Spivak's proof of Inverse Function Theorem

Question

I am having trouble with Spivak's proof of the Inverse Function Theorem in his Calculus on Manifolds:

2-11 Theorem (Inverse Function Theorem). Suppose that $f: \mathbb{R}^n\to\mathbb{R}^n$ is continuously differentiable in an open set containing $a$, and det $f'(a)\neq 0$. Then there is an open set $V$ containing $a$ and an open set $W$ containing $f(a)$ such that $f:V\to W$ has a continuous inverse $f^{-1}:W\to V$ which is differentiable and for all $y\in W$ satisfies $$(f^{-1})'(y) = [f'(f^{-1}(y))]^{-1}$$ Proof. Let $\lambda$ be the linear transformation $Df(a)$. Then $\lambda$ is non-singular, since det $f'(a)\neq 0$. Now $D(\lambda^{-1}\circ f)(a) = D(\lambda^{-1})(f(a))\circ Df(a) = \lambda^{-1}\circ Df(a)$ is the identity linear transformation.

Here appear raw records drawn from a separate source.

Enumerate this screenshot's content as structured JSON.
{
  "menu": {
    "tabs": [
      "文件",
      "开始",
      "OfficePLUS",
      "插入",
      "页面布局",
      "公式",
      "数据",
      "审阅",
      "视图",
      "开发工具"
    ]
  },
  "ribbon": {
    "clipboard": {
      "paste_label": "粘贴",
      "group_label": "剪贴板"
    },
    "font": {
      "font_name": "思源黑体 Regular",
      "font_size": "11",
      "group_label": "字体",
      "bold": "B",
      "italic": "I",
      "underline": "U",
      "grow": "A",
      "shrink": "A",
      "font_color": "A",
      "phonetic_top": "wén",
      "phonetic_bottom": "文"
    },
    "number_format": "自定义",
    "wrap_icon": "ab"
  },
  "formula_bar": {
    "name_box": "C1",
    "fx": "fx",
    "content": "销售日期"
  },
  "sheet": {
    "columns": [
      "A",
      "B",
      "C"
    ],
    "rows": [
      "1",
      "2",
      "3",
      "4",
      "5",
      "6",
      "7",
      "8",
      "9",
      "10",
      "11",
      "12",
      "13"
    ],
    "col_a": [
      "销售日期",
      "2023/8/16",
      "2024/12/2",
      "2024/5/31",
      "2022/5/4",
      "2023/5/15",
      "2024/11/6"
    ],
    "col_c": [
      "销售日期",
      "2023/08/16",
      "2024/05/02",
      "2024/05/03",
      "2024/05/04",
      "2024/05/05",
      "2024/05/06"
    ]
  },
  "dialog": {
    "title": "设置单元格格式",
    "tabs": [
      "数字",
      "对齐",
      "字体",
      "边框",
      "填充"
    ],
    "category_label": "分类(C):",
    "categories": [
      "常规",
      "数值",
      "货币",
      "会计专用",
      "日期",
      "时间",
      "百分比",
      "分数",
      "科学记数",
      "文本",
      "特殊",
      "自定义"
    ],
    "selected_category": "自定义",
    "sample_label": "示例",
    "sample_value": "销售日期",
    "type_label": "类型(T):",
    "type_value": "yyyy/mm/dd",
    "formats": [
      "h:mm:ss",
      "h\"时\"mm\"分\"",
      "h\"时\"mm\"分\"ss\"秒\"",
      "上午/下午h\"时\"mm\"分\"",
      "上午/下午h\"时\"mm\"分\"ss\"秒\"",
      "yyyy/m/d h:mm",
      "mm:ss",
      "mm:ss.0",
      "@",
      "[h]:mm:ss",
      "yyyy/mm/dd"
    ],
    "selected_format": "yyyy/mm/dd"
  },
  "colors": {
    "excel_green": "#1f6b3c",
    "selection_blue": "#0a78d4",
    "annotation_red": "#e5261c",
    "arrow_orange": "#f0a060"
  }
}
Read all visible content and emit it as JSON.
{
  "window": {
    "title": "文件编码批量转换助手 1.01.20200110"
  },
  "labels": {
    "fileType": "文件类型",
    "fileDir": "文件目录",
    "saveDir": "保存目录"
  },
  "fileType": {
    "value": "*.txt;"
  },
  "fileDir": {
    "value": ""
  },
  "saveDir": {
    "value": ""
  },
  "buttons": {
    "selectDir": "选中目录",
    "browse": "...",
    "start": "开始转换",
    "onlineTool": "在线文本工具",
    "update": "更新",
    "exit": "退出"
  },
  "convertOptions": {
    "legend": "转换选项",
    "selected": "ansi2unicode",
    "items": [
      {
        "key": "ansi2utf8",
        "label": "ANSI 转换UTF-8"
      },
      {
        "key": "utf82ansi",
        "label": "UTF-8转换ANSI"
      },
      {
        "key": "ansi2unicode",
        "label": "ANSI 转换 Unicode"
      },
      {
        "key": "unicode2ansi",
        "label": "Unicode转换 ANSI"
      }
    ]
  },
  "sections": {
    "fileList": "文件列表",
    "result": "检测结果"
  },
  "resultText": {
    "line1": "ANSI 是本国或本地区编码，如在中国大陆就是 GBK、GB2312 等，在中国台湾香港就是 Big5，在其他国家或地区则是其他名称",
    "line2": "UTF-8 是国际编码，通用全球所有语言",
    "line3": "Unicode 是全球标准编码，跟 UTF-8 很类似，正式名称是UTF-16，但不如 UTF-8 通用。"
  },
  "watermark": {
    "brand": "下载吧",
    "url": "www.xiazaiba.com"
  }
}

If the theorem is true for $\lambda^{-1}\circ f$, it is clearly true for $f$...

How is the theorem true for $f$ if it is true for $\lambda^{-1}\circ f$?

Answer 1

$\lambda\colon \mathbb{R}^n\to\mathbb{R}^n$ is a bijection and $\lambda$ and $\lambda^{-1}$ are both continuously differentiable. Note that $\lambda'(z) = \lambda$ for all $z \in \mathbb{R}$.

Let $g = \lambda^{-1}\circ f$. Suppose the theorem is true for $g$. Then there is an open set $V'$ containing $a$ and an open set $W'$ containing $g(a)$ such that $g:V'\to W'$ has a continuous inverse $g^{-1}:W'\to V'$ which is differentiable and for all $y\in W'$ satisfies $$(g^{-1})'(y) = [g'(g^{-1}(y))]^{-1}$$ Then $\lambda(W')$ is open and $f = \lambda\circ g:V'\to \lambda(W')$ has a continuous inverse $g^{-1}\circ \lambda^{-1}:\lambda(W')\to V'$.

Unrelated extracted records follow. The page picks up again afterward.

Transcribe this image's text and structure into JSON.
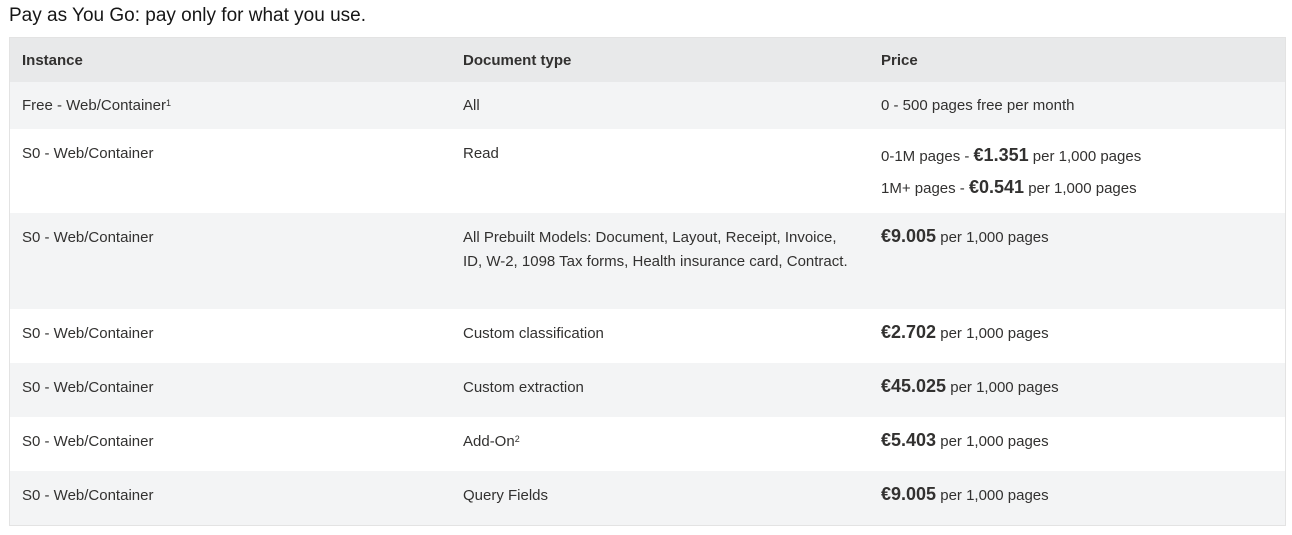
{
  "title": "Pay as You Go: pay only for what you use.",
  "table": {
    "headers": [
      "Instance",
      "Document type",
      "Price"
    ],
    "rows": [
      {
        "instance": "Free - Web/Container",
        "instance_sup": "1",
        "doc_type": "All",
        "doc_sup": "",
        "price_text": "0 - 500 pages free per month"
      },
      {
        "instance": "S0 - Web/Container",
        "instance_sup": "",
        "doc_type": "Read",
        "doc_sup": "",
        "tiers": [
          {
            "prefix": "0-1M pages - ",
            "amount": "€1.351",
            "suffix": " per 1,000 pages"
          },
          {
            "prefix": "1M+ pages - ",
            "amount": "€0.541",
            "suffix": " per 1,000 pages"
          }
        ]
      },
      {
        "instance": "S0 - Web/Container",
        "instance_sup": "",
        "doc_type": "All Prebuilt Models: Document, Layout, Receipt, Invoice, ID, W-2, 1098 Tax forms, Health insurance card, Contract.",
        "doc_sup": "",
        "amount": "€9.005",
        "suffix": " per 1,000 pages"
      },
      {
        "instance": "S0 - Web/Container",
        "instance_sup": "",
        "doc_type": "Custom classification",
        "doc_sup": "",
        "amount": "€2.702",
        "suffix": " per 1,000 pages"
      },
      {
        "instance": "S0 - Web/Container",
        "instance_sup": "",
        "doc_type": "Custom extraction",
        "doc_sup": "",
        "amount": "€45.025",
        "suffix": " per 1,000 pages"
      },
      {
        "instance": "S0 - Web/Container",
        "instance_sup": "",
        "doc_type": "Add-On",
        "doc_sup": "2",
        "amount": "€5.403",
        "suffix": " per 1,000 pages"
      },
      {
        "instance": "S0 - Web/Container",
        "instance_sup": "",
        "doc_type": "Query Fields",
        "doc_sup": "",
        "amount": "€9.005",
        "suffix": " per 1,000 pages"
      }
    ]
  }
}
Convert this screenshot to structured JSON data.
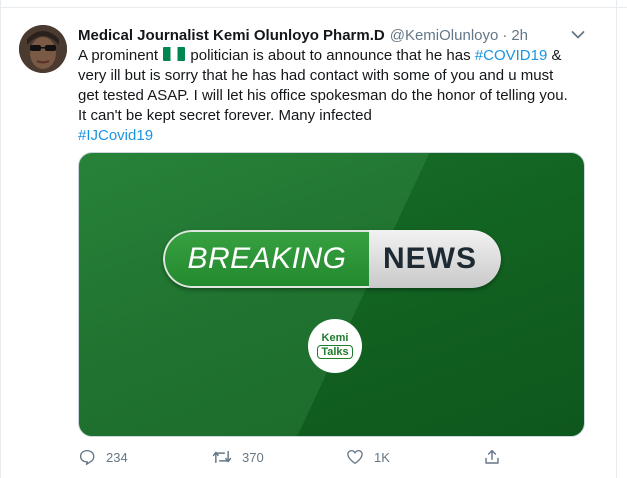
{
  "tweet": {
    "author_name": "Medical Journalist Kemi Olunloyo Pharm.D",
    "handle": "@KemiOlunloyo",
    "separator": "·",
    "time": "2h",
    "text_segments": {
      "s1": "A prominent ",
      "s2": " politician is about to announce that he has ",
      "hashtag_covid": "#COVID19",
      "s3": " & very ill but is sorry that he has had contact with some of you and u must get tested ASAP. I will let his office spokesman do the honor of telling you. It can't be kept secret forever. Many infected",
      "hashtag_ij": "#IJCovid19"
    },
    "flag_emoji": "Nigeria flag",
    "media": {
      "breaking_word": "BREAKING",
      "news_word": "NEWS",
      "logo_top": "Kemi",
      "logo_bottom": "Talks"
    },
    "actions": {
      "reply_count": "234",
      "retweet_count": "370",
      "like_count": "1K"
    }
  },
  "colors": {
    "link": "#1b95e0",
    "muted": "#657786",
    "media_green": "#146c25"
  },
  "icons": [
    "caret-down-icon",
    "reply-icon",
    "retweet-icon",
    "like-icon",
    "share-icon"
  ]
}
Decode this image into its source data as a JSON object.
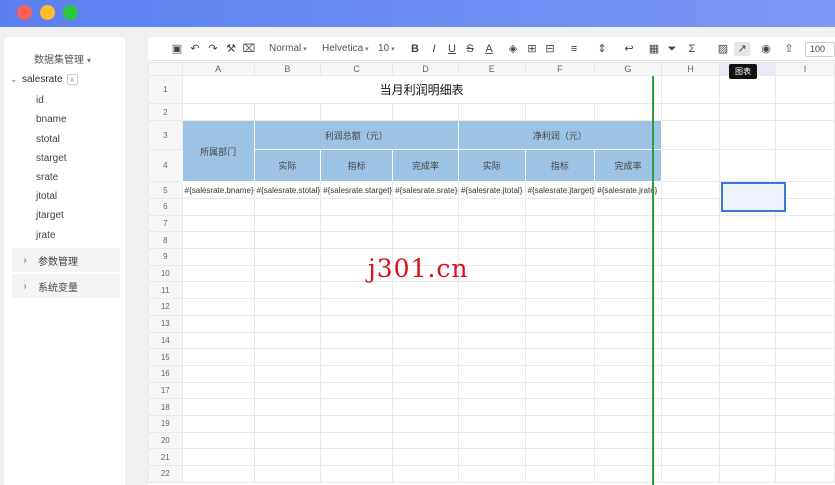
{
  "sidebar": {
    "title": "数据集管理",
    "dataset": {
      "name": "salesrate",
      "remove": "x"
    },
    "fields": [
      "id",
      "bname",
      "stotal",
      "starget",
      "srate",
      "jtotal",
      "jtarget",
      "jrate"
    ],
    "panels": [
      "参数管理",
      "系统变量"
    ]
  },
  "toolbar": {
    "style": "Normal",
    "font": "Helvetica",
    "size": "10",
    "zoom": "100",
    "tooltip": "图表"
  },
  "sheet": {
    "columns": [
      "A",
      "B",
      "C",
      "D",
      "E",
      "F",
      "G",
      "H",
      "",
      "I"
    ],
    "rows": [
      "1",
      "2",
      "3",
      "4",
      "5",
      "6",
      "7",
      "8",
      "9",
      "10",
      "11",
      "12",
      "13",
      "14",
      "15",
      "16",
      "17",
      "18",
      "19",
      "20",
      "21",
      "22"
    ],
    "title": "当月利润明细表",
    "dept_header": "所属部门",
    "group1": "利润总额（元）",
    "group2": "净利润（元）",
    "sub_actual": "实际",
    "sub_target": "指标",
    "sub_rate": "完成率",
    "cells": [
      "#{salesrate.bname}",
      "#{salesrate.stotal}",
      "#{salesrate.starget}",
      "#{salesrate.srate}",
      "#{salesrate.jtotal}",
      "#{salesrate.jtarget}",
      "#{salesrate.jrate}"
    ]
  },
  "watermark": "j301.cn"
}
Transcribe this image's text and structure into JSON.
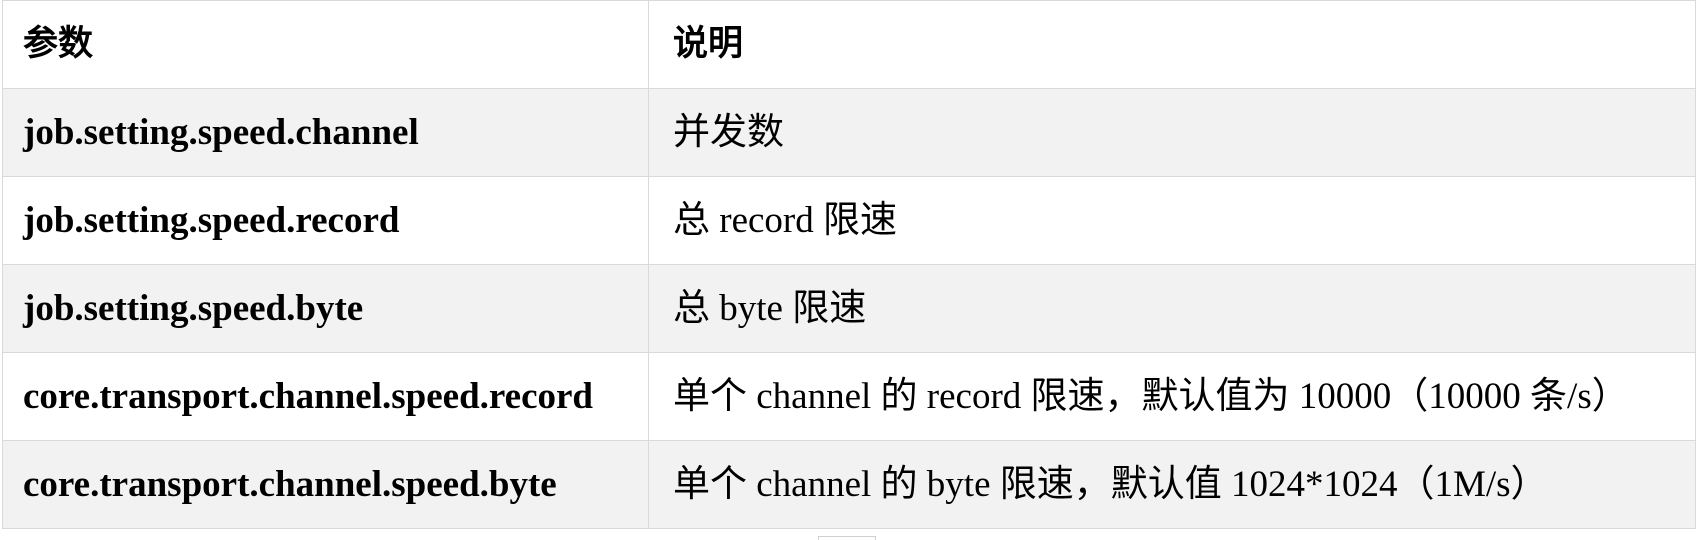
{
  "table": {
    "headers": {
      "param": "参数",
      "description": "说明"
    },
    "rows": [
      {
        "param": "job.setting.speed.channel",
        "description": "并发数"
      },
      {
        "param": "job.setting.speed.record",
        "description": "总 record 限速"
      },
      {
        "param": "job.setting.speed.byte",
        "description": "总 byte 限速"
      },
      {
        "param": "core.transport.channel.speed.record",
        "description": "单个 channel 的 record 限速，默认值为 10000（10000 条/s）"
      },
      {
        "param": "core.transport.channel.speed.byte",
        "description": "单个 channel 的 byte 限速，默认值 1024*1024（1M/s）"
      }
    ]
  },
  "colors": {
    "shaded_row": "#f2f2f2",
    "border": "#d9d9d9",
    "text": "#000000"
  }
}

By the chain rule, for all $z \in \lambda(W')$, $(f^{-1})'(z) = (g^{-1}\circ\lambda^{-1})'(z) = (g^{-1})'(\lambda^{-1}(z))\circ \lambda^{-1} = [g'(g^{-1}(\lambda^{-1}(z)))]^{-1}\circ \lambda^{-1} = [g'(f^{-1}(z))]^{-1}\circ \lambda^{-1} = [\lambda\circ g'(f^{-1}(z)]^{-1} = [f'(f^{-1}(z))]^{-1}$

Answer 2

Suppose the theorem holds for all functions $f$ such that $Df(a) = I$. What Spivak has shown is that for $\lambda = Df(a)$, $D(\lambda^{-1} \circ f(a)) = I$. By the assumption above, the theorem must be true for $\lambda^{-1}\circ f$. That means there exists $g$ which is the continuously differentiable inverse of $\lambda^{-1} \circ f$. This implies that $(g \circ \lambda^{-1}) \circ f = I$. Now $g \circ \lambda^{-1}$ is continuously differentiable, and so the theorem is true for $f$.

Answer 3

Let $f: \mathbb{R}^n\to\mathbb{R}^n$ be a continuously differentiable function in an open set containing $a$, and det $f'(a)\neq 0$.
Let $\lambda := Df(a)$.
Then $\lambda$ is a non-singular linear transformation because $\det f'(a) \neq 0$.
Let $g := \lambda^{-1} \circ f$ and $f = (f^1, \cdots, f^n)$ and $g = (g^1, \cdots, g^n)$.
Then we can write $g^i(x)$ as $g^i(x) = \mu_{i 1} f^1(x) + \cdots + \mu_{i n} f^n(x)$ for some real numbers $\mu_{i 1}, \cdots, \mu_{i n}$.
Then each $g^i$ is a continuously differentiable function in an open set containing $a$ because each $f^i$ is a continuously differentiable function in an open set containing $a$.
So, $g:\mathbb{R}^n\to\mathbb{R}^n$ is continuously differentiable in an open set containing $a$.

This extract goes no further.